Romeo Pepoli, tuttavia, non fu solo un grandissimo uomo d’affari: fin dai primi anni di attività, e per tutta la vita, fu profondamente coinvolto nelle tensioni e nei rapporti di potere interni alla società comunale. La sua carriera pubblica si presta a una scansione in due grandi periodi: durante il primo (1275-1296) i suoi impegni nelle istituzioni comunali non sono diversi da quelli di tanti suoi colleghi d’affari e corrispondono più o meno agli incarichi cui erano chiamati tutti gli esponenti di rilievo del ceto mercantile; il secondo periodo invece (1299-1321) lo vede ricoprire ruoli istituzionali ed extraistituzionali sempre più rilevanti, espressione di un potere personale ormai in chiara evoluzione signorile. Fra i due periodi stanno gli anni della guerra fra Bologna e la signoria estense (1296-1299), decisivi nella crisi delle istituzioni comunali bolognesi. Con il sostegno dei legami matrimoniali stabiliti con famiglie sia guelfe (Beccadelli, Galluzzi, Asinelli) sia ghibelline (Foscardi, Pizzigotti, Tettalasini), Romeo intraprese alla fine degli anni Settanta una brillante carriera politica, ricoprendo incarichi nell’arte del cambio e nella società d’armi dei Castelli, cui era iscritto con altri membri della sua famiglia, e inoltre nel Consiglio degli Ottocento e nei vari collegi di sapienti, che affiancavano gli organi istituzionali nella gestione degli affari di maggior rilievo economico e politico. I ruoli ricoperti in varie ambascerie e le linee deducibili dalle sue scelte di politica matrimoniale ci portano ad accostare Pepoli, in questo periodo, alle correnti del guelfismo moderato (Giansante, 1991, pp. 35-48).

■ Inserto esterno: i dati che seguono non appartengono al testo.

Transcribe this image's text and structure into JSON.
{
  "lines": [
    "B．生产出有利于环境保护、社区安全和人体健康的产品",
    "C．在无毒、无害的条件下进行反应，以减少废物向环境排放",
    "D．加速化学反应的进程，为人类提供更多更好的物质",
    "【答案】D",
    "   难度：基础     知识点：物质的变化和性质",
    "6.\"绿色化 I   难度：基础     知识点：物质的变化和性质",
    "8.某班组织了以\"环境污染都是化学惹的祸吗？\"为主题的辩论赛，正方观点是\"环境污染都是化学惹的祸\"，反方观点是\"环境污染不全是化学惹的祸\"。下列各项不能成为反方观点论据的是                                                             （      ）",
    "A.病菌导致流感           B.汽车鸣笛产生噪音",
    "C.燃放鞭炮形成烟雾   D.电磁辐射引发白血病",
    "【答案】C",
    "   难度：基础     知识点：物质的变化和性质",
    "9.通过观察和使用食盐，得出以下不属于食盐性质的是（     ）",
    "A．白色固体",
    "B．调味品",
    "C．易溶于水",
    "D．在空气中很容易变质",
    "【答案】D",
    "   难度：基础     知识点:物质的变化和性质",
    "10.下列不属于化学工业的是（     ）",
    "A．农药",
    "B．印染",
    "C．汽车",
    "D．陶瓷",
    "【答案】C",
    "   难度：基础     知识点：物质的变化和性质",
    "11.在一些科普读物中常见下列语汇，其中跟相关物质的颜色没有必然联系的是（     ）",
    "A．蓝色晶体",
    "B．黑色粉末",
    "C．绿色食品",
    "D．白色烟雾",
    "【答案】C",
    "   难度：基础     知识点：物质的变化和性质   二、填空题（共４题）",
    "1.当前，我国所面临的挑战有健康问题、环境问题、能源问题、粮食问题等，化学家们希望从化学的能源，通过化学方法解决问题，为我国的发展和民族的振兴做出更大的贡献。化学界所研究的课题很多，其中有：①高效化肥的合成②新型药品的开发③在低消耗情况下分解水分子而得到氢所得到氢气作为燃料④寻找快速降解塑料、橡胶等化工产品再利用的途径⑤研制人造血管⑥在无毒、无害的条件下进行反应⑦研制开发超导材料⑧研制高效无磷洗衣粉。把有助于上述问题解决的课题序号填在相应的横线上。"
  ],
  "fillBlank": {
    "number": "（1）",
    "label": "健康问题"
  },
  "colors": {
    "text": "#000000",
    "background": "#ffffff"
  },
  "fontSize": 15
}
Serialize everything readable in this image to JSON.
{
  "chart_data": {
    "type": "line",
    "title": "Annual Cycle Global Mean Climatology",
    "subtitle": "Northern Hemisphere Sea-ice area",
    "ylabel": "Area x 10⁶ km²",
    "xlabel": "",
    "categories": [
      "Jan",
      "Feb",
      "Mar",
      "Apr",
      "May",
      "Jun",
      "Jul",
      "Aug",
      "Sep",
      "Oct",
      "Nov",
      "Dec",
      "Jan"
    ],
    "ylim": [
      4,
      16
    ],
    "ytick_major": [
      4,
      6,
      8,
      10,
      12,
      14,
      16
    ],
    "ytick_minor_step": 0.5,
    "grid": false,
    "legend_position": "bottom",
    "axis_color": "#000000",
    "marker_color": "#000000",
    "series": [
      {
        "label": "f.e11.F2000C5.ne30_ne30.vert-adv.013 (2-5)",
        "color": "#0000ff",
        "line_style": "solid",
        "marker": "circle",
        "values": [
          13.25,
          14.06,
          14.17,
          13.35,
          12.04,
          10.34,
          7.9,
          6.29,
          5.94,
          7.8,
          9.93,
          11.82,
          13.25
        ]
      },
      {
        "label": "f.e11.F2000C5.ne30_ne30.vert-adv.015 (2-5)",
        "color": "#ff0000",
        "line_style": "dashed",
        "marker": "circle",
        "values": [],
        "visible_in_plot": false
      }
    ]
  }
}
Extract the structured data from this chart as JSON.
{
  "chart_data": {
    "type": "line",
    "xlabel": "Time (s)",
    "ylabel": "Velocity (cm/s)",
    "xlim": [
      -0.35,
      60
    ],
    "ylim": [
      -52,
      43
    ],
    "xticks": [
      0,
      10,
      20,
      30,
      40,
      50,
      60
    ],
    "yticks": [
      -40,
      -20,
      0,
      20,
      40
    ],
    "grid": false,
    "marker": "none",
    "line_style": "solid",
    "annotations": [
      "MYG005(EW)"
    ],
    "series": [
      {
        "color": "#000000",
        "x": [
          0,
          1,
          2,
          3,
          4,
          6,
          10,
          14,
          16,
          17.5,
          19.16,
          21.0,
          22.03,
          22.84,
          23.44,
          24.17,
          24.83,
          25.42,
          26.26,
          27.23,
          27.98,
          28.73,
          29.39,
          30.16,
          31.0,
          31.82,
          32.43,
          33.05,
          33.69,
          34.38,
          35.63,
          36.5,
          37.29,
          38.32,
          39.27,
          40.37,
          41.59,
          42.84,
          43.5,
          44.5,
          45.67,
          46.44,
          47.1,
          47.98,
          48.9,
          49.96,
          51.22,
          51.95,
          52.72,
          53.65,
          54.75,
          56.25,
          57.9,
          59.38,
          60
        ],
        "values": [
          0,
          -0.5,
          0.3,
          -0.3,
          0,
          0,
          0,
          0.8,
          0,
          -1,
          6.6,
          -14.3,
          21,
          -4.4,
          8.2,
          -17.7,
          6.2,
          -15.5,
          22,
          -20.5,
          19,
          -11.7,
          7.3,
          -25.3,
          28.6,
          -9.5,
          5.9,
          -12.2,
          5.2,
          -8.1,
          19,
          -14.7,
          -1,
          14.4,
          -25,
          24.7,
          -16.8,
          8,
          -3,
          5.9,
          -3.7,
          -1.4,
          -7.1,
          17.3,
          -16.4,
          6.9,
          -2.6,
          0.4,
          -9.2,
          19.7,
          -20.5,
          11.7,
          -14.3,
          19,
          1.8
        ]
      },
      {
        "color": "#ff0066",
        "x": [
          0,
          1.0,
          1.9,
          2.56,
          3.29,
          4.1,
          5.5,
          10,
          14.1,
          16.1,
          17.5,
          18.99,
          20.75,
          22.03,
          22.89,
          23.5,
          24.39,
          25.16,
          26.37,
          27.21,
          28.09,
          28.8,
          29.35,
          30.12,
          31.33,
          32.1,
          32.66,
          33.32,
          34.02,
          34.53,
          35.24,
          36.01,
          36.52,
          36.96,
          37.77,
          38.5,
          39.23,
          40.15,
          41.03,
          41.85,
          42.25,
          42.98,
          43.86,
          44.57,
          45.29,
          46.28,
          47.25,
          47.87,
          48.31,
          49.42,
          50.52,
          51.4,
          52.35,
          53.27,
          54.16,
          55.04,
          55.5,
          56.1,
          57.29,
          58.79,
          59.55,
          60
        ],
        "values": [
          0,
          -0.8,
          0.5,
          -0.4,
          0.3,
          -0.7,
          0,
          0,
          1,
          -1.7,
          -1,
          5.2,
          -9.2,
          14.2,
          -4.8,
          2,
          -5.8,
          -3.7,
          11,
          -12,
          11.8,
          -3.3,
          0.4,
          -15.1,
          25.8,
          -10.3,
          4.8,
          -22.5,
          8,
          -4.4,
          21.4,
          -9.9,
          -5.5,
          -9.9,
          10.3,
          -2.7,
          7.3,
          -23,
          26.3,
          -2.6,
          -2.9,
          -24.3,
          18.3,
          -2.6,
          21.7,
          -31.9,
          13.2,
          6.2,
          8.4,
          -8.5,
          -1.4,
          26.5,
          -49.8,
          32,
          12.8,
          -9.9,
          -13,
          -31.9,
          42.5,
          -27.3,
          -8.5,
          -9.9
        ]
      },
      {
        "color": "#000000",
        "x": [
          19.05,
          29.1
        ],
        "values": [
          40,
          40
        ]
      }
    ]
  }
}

Il conflitto lungo e devastante intrapreso dalla città, negli ultimi anni del Duecento, con la signoria estense ebbe gravissime conseguenze, sia di ordine politico e diplomatico, sia nel settore economico, colpendo in maniera irreparabile gli equilibri già delicati fra città e contado, fra produzione agricola e sistema annonario, fra presenza studentesca ed economia urbana. Sul piano istituzionale, crebbe in quegli anni, stimolato dall’emergenza bellica, il ruolo politico di alcune balìe, commissioni ristrette destinate a esautorare progressivamente gli organi tradizionali di governo: gli Otto di guerra, e le balìe in materia annonaria e finanziaria. Di queste tre commissioni fece ripetutamente parte Romeo Pepoli nei primi anni del nuovo secolo, concentrando su di sé i poteri di organi come gli Anziani e Consoli o i Difensori dell’avere, ai quali la costituzione comunale delegava il controllo dell’amministrazione fiscale, delle questioni militari e diplomatiche, dell’approvvigionamento alimentare. Con questi strumenti e mobilitando per fini politici le sue straordinarie risorse economiche, soccorrendo cioè di persona e ripetutamente le finanze pubbliche, nel primo ventennio del Trecento Romeo Pepoli realizzò un progetto di potere, prima velatamente, poi, dal 1315-16, apertamente signorile (Giansante, 2002, pp. 100-107). I pochi dubbi che i concittadini potevano avere in proposito furono probabilmente cancellati dal matrimonio, celebrato con grande apparato nel marzo del 1317, fra la figlia di Romeo, Giacoma, e Obizzo, figlio ed erede del marchese Aldobrandino d’Este: in esilio dal 1309, gli Estensi si preparavano a rientrare a Ferrara con l’appoggio dell’alleato bolognese; raggiunto l’obiettivo, nell’agosto del 1317, attestavano pubblica gratitudine a Romeo. Un’altra tappa fondamentale del progetto fu rappresentata dai pubblici festeggiamenti che, nel maggio 1320, si celebrarono per il dottorato di Taddeo, figlio ed erede designato di Romeo, evento nel quale, da un lato, la città tributava in forma del tutto inedita la sua gratitudine a Pepoli, dall’altro, si legittimava una più che probabile successione di Taddeo al padre nel ruolo di arbitro della vita politica bolognese.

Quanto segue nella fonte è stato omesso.